La toute-puissance de l’industrie
De leur côté, les grands noms du fast-food ne semblent pas pressés de changer la donne. “Il y a une toute-puissance de l’industrie, qui se sent invulnérable”, estime Anne Deysine. McDonald’s s’est fendu il y quelques semaines d’une opération de communication pour le moins malheureuse. Le roi du big mac a mis en ligne un site pour apprendre à ses salariés à mieux gérer leur budget. Un monument de paternalisme infantilisant, avec quelques perles, comme la rubrique “Comprendre vos frais” : “Vos frais sont ce que vous dépensez, que ce soit une facture de téléphone, un ticket de bus, l’essence, le loyer, ou même une barre chocolatée. […]. Quand vous saurez où votre argent va, vous serez capable de prendre des décisions intelligentes qui vous aideront à faire des économies.” Phillip Bailey enrage : “Je ne me sens pas respecté par McDonalds. S’ils respectaient vraiment leurs employés, ils négocieraient avec nous. C’est ça le respect.”
Mais les géants du secteur, appuyés par la National Restaurant Association (le puissant lobby des restaurateurs), se savent en position de force et déploient en chœur un argumentaire bien rodé : l’augmentation des salaires détruirait des jobs et obligerait les fast-foods à augmenter le prix des produits, au détriment des consommateurs. Autre argument défendu par plusieurs chaînes : la plupart de leurs restaurants étant tenus par des franchisés, ils estiment ne pas être responsables des salaires pratiqués. “C’est la fameuse question : Who’s the boss ?, commente Anne Deysine. Le système complexe des franchises est très déstabilisant pour les employés qui ne savent plus à qui adresser leurs revendications. D’autant que la plupart ne sont pas syndiqués.”
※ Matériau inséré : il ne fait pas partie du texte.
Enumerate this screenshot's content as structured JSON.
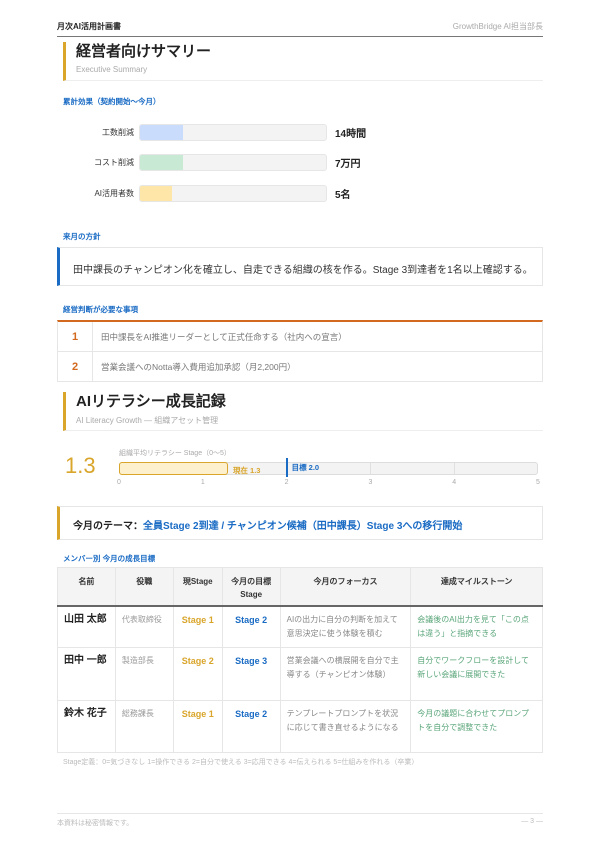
{
  "header": {
    "title": "月次AI活用計画書",
    "author": "GrowthBridge AI担当部長"
  },
  "summary": {
    "title": "経営者向けサマリー",
    "subtitle": "Executive Summary",
    "effects_label": "累計効果（契約開始〜今月）",
    "effects": [
      {
        "label": "工数削減",
        "value": "14時間",
        "fill_pct": 23,
        "color": "#c9dcfb"
      },
      {
        "label": "コスト削減",
        "value": "7万円",
        "fill_pct": 23,
        "color": "#c8ead5"
      },
      {
        "label": "AI活用者数",
        "value": "5名",
        "fill_pct": 17,
        "color": "#fde6a8"
      }
    ],
    "policy_label": "来月の方針",
    "policy": "田中課長のチャンピオン化を確立し、自走できる組織の核を作る。Stage 3到達者を1名以上確認する。",
    "decisions_label": "経営判断が必要な事項",
    "decisions": [
      {
        "no": "1",
        "text": "田中課長をAI推進リーダーとして正式任命する（社内への宣言）"
      },
      {
        "no": "2",
        "text": "営業会議へのNotta導入費用追加承認（月2,200円）"
      }
    ]
  },
  "literacy": {
    "title": "AIリテラシー成長記録",
    "subtitle": "AI Literacy Growth — 組織アセット管理",
    "average": "1.3",
    "gauge_label": "組織平均リテラシー Stage（0〜5）",
    "current": 1.3,
    "current_label": "現在 1.3",
    "target": 2.0,
    "target_label": "目標 2.0",
    "scale_max": 5,
    "ticks": [
      "0",
      "1",
      "2",
      "3",
      "4",
      "5"
    ],
    "theme_label": "今月のテーマ：",
    "theme": "全員Stage 2到達 / チャンピオン候補（田中課長）Stage 3への移行開始",
    "members_label": "メンバー別 今月の成長目標",
    "columns": [
      "名前",
      "役職",
      "現Stage",
      "今月の目標Stage",
      "今月のフォーカス",
      "達成マイルストーン"
    ],
    "members": [
      {
        "name": "山田 太郎",
        "role": "代表取締役",
        "current": "Stage 1",
        "goal": "Stage 2",
        "focus": "AIの出力に自分の判断を加えて意思決定に使う体験を積む",
        "milestone": "会議後のAI出力を見て「この点は違う」と指摘できる"
      },
      {
        "name": "田中 一郎",
        "role": "製造部長",
        "current": "Stage 2",
        "goal": "Stage 3",
        "focus": "営業会議への横展開を自分で主導する（チャンピオン体験）",
        "milestone": "自分でワークフローを設計して新しい会議に展開できた"
      },
      {
        "name": "鈴木 花子",
        "role": "総務課長",
        "current": "Stage 1",
        "goal": "Stage 2",
        "focus": "テンプレートプロンプトを状況に応じて書き直せるようになる",
        "milestone": "今月の議題に合わせてプロンプトを自分で調整できた"
      }
    ],
    "definition": "Stage定義：0=気づきなし 1=操作できる 2=自分で使える 3=応用できる 4=伝えられる 5=仕組みを作れる（卒業）"
  },
  "footer": {
    "note": "本資料は秘密情報です。",
    "page": "— 3 —"
  }
}
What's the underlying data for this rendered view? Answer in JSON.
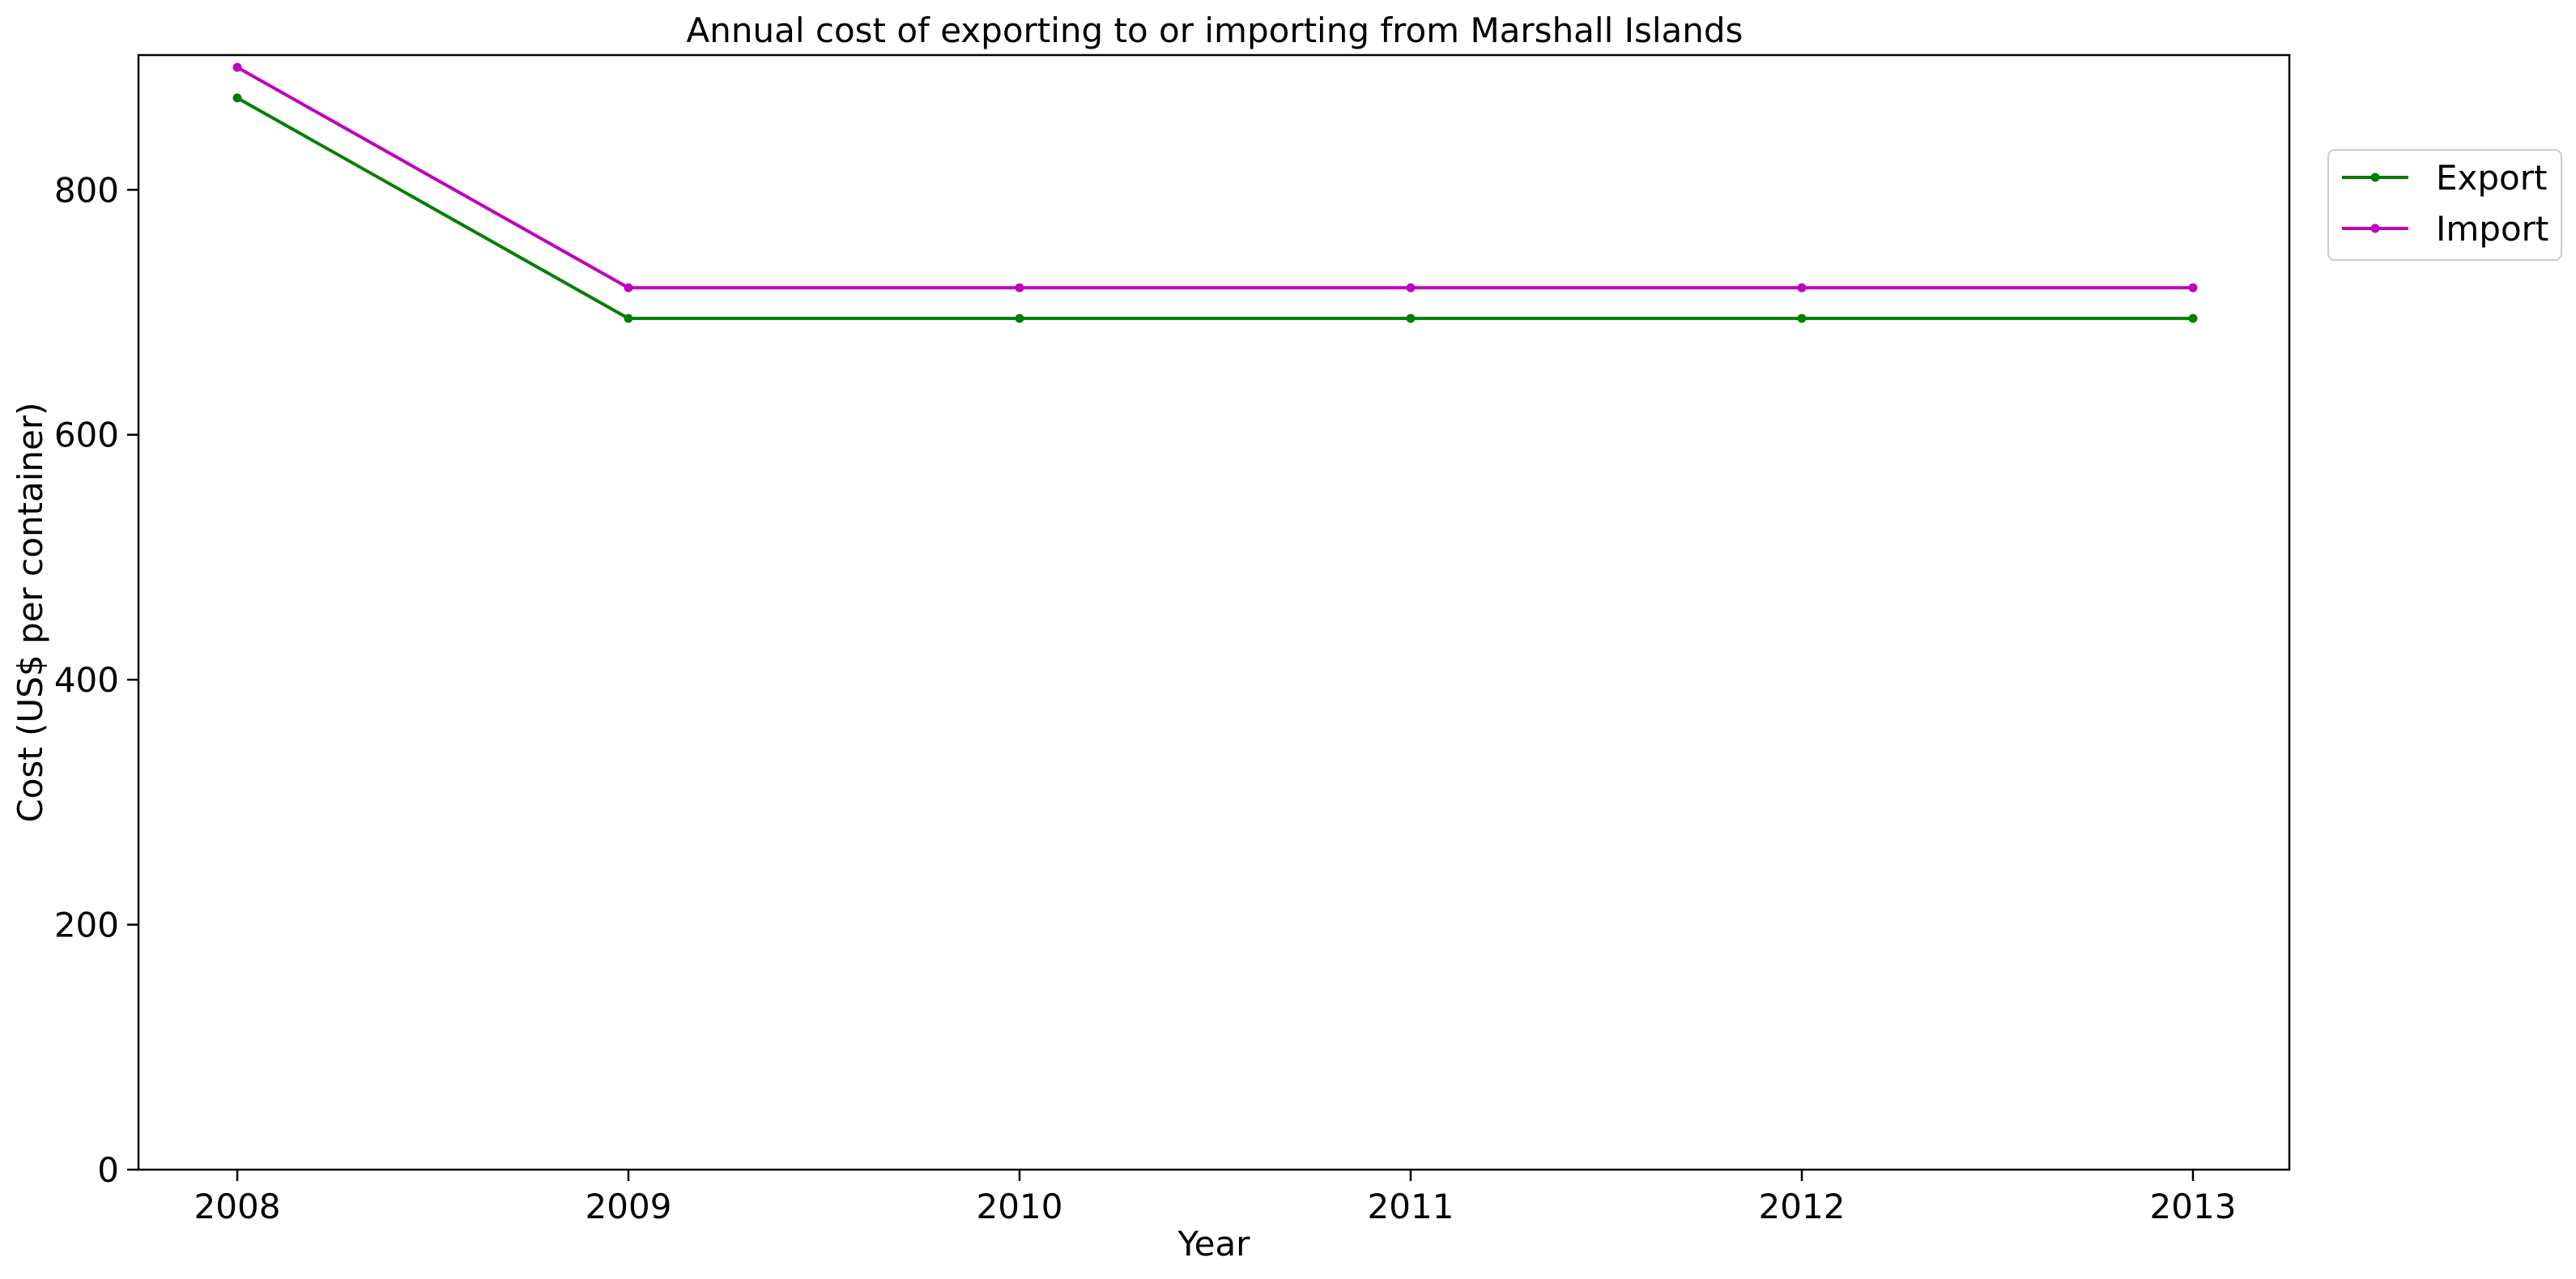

A défaut des 15 dollars par heure, la mobilisation des grévistes pourrait redonner du souffle à un syndicalisme moribond et rééquilibrer le rapport de force avec l’industrie. C’est en tout cas ce qu’espère Phillip Bailey : “On ne peut pas se battre seuls. Les managers nous riront au nez puis nous licencieront. Les travailleurs et leurs syndicats doivent forcer les compagnies de fast-food à nous payer correctement.” Il conclut : “Nous devons être solidaires. Je pense que cette lutte va être longue et difficile. Mais nous nous battrons jusqu’à ce l’on gagne.” En attendant, Phillip a repris le boulot. Son “McJob », comme il l’appelle.